Scotland is in many ways a naturally conservative country — with a small c. A new right-wing movement, freed from association with “down south” affluent boys and late former British prime minister Margaret Thatcher, would find strong support. More significant, there would be an insurrection in the Scottish Labour party. With a fresh leadership committed to using independence for social justice, I would expect such a party to push the Scottish National party aside and form Scotland’s government within a few years.
Then there is the factor of opportunism, comically familiar to small countries. I have seen it in Scotland before. When whiffs of independence spice the air, the big Union Jack men talk differently down the telephone at night. “Of course I can’t say this openly, Jimmy, but I want you to know that if it comes to it, I’ve always been privately ...” Lawyers, bankers, union leaders and unionist leaders — they will realign in droves “if it comes to it”. Why not?

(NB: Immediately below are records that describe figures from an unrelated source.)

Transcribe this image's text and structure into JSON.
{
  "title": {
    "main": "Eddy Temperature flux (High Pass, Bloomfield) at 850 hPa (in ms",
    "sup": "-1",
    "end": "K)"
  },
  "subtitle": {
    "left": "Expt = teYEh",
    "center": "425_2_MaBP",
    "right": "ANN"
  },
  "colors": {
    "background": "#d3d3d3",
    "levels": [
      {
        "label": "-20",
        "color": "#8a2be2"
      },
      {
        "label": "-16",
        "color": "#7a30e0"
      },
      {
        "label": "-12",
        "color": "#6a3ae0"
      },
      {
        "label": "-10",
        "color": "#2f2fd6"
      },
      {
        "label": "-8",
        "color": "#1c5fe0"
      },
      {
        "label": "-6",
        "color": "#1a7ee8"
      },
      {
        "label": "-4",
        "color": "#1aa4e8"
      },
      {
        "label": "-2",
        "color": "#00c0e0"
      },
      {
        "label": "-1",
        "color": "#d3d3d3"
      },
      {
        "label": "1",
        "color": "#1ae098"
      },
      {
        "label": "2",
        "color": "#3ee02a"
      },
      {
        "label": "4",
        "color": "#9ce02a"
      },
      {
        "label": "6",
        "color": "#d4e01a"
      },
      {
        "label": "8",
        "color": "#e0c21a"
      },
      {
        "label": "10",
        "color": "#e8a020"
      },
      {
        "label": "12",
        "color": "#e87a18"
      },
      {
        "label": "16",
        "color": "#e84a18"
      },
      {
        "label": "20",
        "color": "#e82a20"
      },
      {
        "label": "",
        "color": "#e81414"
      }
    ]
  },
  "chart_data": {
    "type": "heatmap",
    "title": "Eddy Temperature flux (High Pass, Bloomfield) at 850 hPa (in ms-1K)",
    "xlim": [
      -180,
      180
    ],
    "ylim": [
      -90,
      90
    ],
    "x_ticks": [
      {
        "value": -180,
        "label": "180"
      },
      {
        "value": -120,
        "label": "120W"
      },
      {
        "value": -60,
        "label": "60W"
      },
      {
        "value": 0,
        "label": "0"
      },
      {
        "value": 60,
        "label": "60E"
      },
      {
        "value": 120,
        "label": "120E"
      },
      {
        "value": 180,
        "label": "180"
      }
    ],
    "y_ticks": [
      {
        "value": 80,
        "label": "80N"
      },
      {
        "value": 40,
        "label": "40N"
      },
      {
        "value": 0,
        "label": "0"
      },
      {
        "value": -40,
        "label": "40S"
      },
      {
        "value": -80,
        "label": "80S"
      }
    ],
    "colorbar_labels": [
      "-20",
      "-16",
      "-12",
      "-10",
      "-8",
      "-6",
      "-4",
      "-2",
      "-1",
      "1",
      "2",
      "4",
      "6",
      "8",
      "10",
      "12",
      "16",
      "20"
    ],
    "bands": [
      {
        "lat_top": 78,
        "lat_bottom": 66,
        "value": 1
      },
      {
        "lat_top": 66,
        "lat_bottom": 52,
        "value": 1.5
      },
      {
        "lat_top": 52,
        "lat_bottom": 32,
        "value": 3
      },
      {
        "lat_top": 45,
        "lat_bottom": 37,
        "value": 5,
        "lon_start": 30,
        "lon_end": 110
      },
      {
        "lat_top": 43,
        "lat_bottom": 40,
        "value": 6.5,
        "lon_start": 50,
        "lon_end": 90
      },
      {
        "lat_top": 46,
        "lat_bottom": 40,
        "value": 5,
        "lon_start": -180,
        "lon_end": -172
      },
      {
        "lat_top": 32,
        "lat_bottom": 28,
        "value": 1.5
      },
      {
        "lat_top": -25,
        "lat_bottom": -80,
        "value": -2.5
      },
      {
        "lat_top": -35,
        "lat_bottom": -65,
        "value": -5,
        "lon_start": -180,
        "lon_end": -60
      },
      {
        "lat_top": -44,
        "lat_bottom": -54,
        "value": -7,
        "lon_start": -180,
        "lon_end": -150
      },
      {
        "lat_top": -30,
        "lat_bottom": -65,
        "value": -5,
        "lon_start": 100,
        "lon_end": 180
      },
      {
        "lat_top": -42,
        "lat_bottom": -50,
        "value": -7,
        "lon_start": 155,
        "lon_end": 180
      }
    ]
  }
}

Much the same applies to the apparently fearsome rebuttals to Salmond’s document. On inspection, they are nine parts bluff. What makes cheeky Salmond think an independent Scotland would be allowed to use the pound, or enter the European Union (EU), or be admitted to Nato? Well, the answer is another question: “If it comes to it”, what sort of Scotland do you want as a neighbour? Does London seriously want to force a currency frontier at the border and screw up trade with England’s second biggest partner? Does Brussels really want to expel a loyal member and accelerate the EU’s disintegration? Does Nato want a new hole on its east Atlantic flank? No, if the Scottish people do vote yes in September (which is still unlikely), healthy opportunism will cobble up solutions to all these problems.
Reading Scotland’s Future, I couldn’t at first account for a faint twinge of melancholy, a recognition. Then it dawned on me. The Scotland being here described — or proposed — was the Britain so passionately hoped for by the millions who voted for former New Labour party prime minister Tony Blair, back in 1997.

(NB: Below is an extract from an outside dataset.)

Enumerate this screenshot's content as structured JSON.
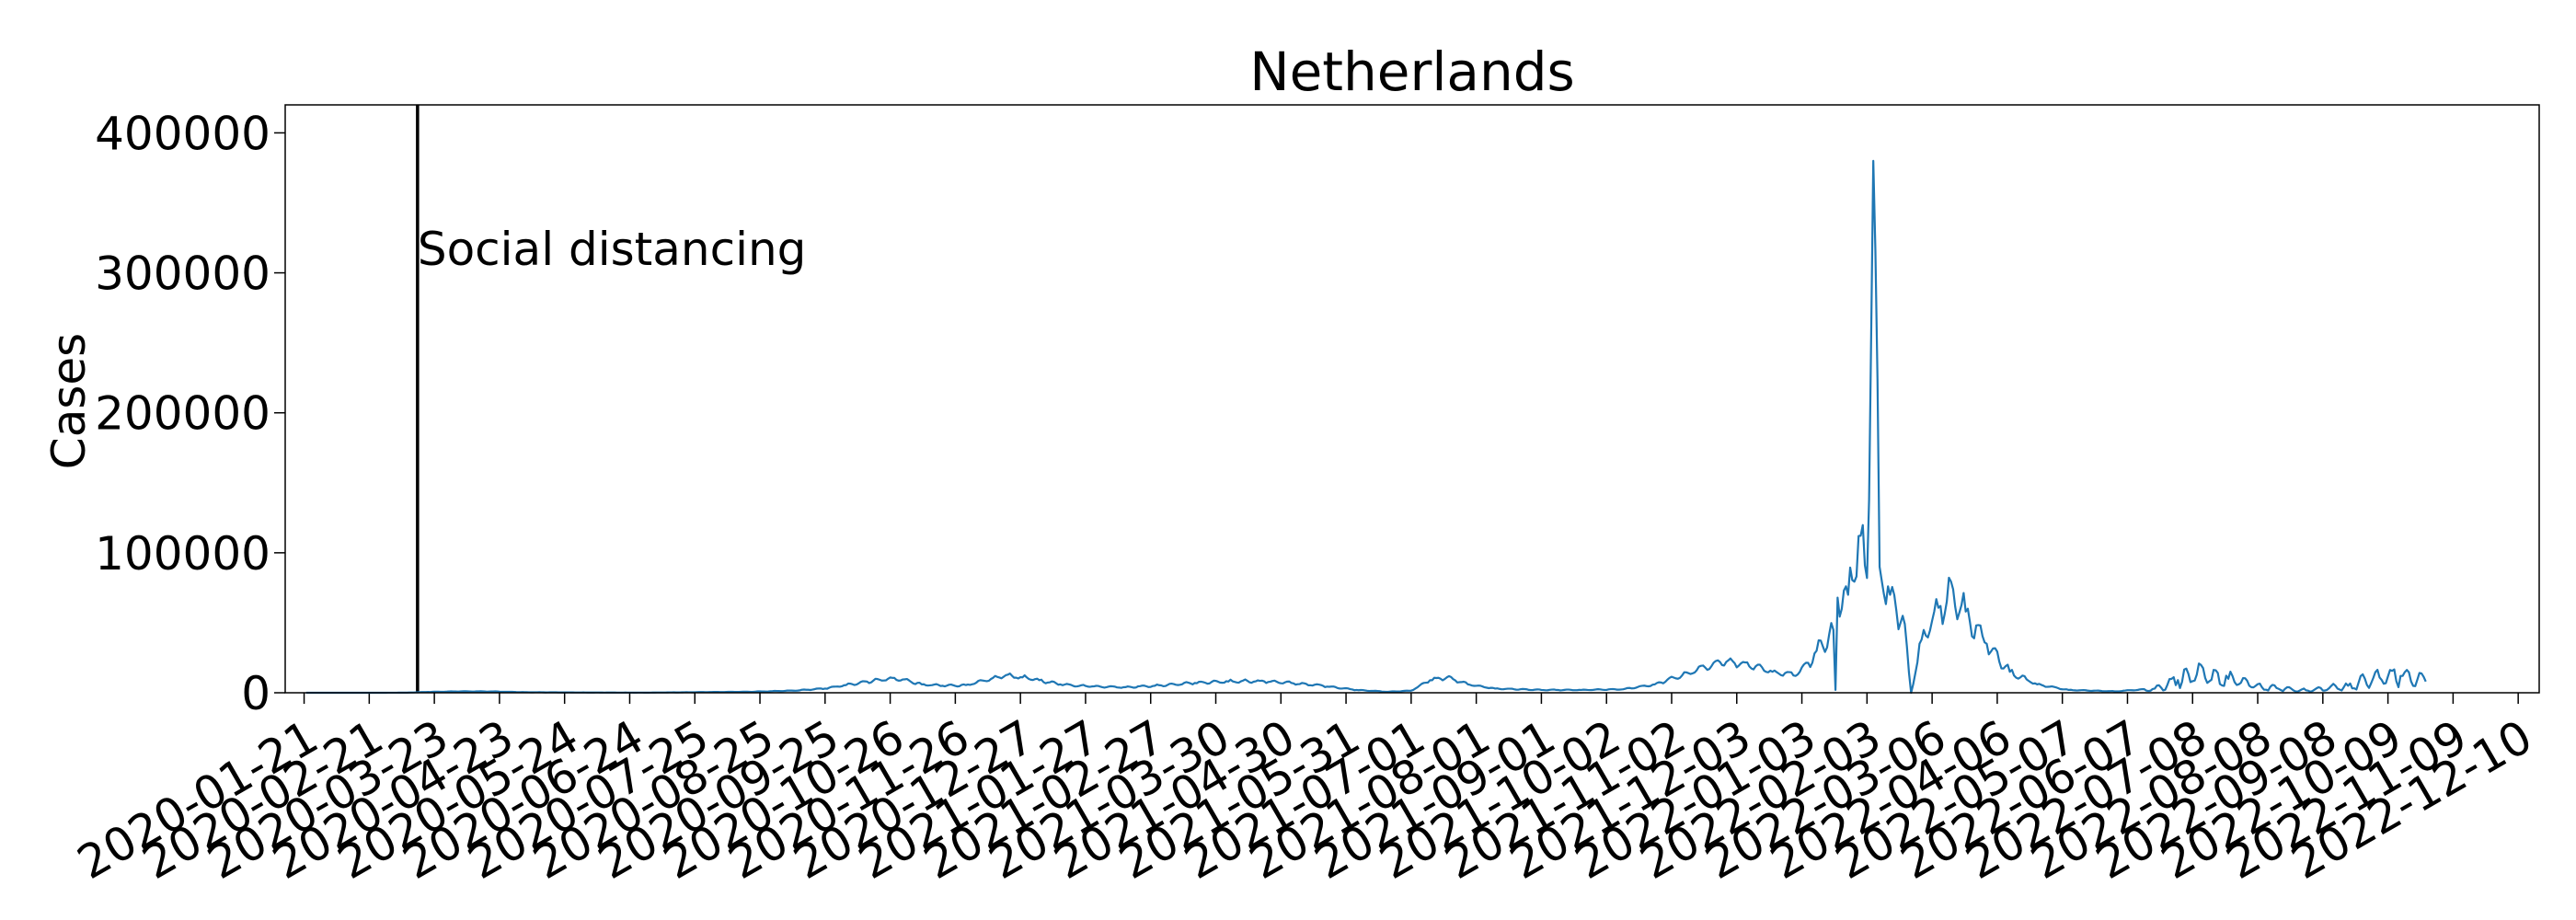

After 18 years of Thatcherism, the longing was for a return to fairness and a stronger regulating and redistributing role for the state. What New Labour did with those hopes is another story. But Salmond’s “what sort of Scotland” is also a moderate, statist social democracy that partners the private sector, but is not afraid to — for example — renationalise the UK’s postal service, the Royal Mail.
The ‘yes’ camp is wider than the official ‘yes’ campaign. Around Scotland in recent months, I keep meeting people who would never vote Scottish National Party (SNP) or trust Salmond, but who are painfully admitting that they may have to vote yes. This is because they are appalled at the way the British state is heading, under the Conservatives or Labour: The downward plunge into the barbarism of neoliberal politics, the contempt for public service, the almost monthly advance of privatisation. Wrestling with old loyalties, they may vote for what Ian Jack called “the lifeboat option” — an independent Scotland as the only way to escape that fate.
It is a lifeboat the SNP government has already launched, using devolution to keep out English “reforms” to the National Health Service (the NHS, the United Kingdom’s publicly-funded health care system) or higher education. Blair’s successor Gordon Brown himself used to argue that the health service and the postwar welfare state were the supreme achievements of Britain’s history. And yet it is only the SNP that has embarked on this attempt to preserve and grow what is left of that achievement in one part of old Ukania. It hurts to laugh at some of history’s jokes, but here’s one: In spite of itself, the SNP is the most truly British party in the UK.
— Guardian News & Media Ltd
Neal Ascherson is a journalist and writer.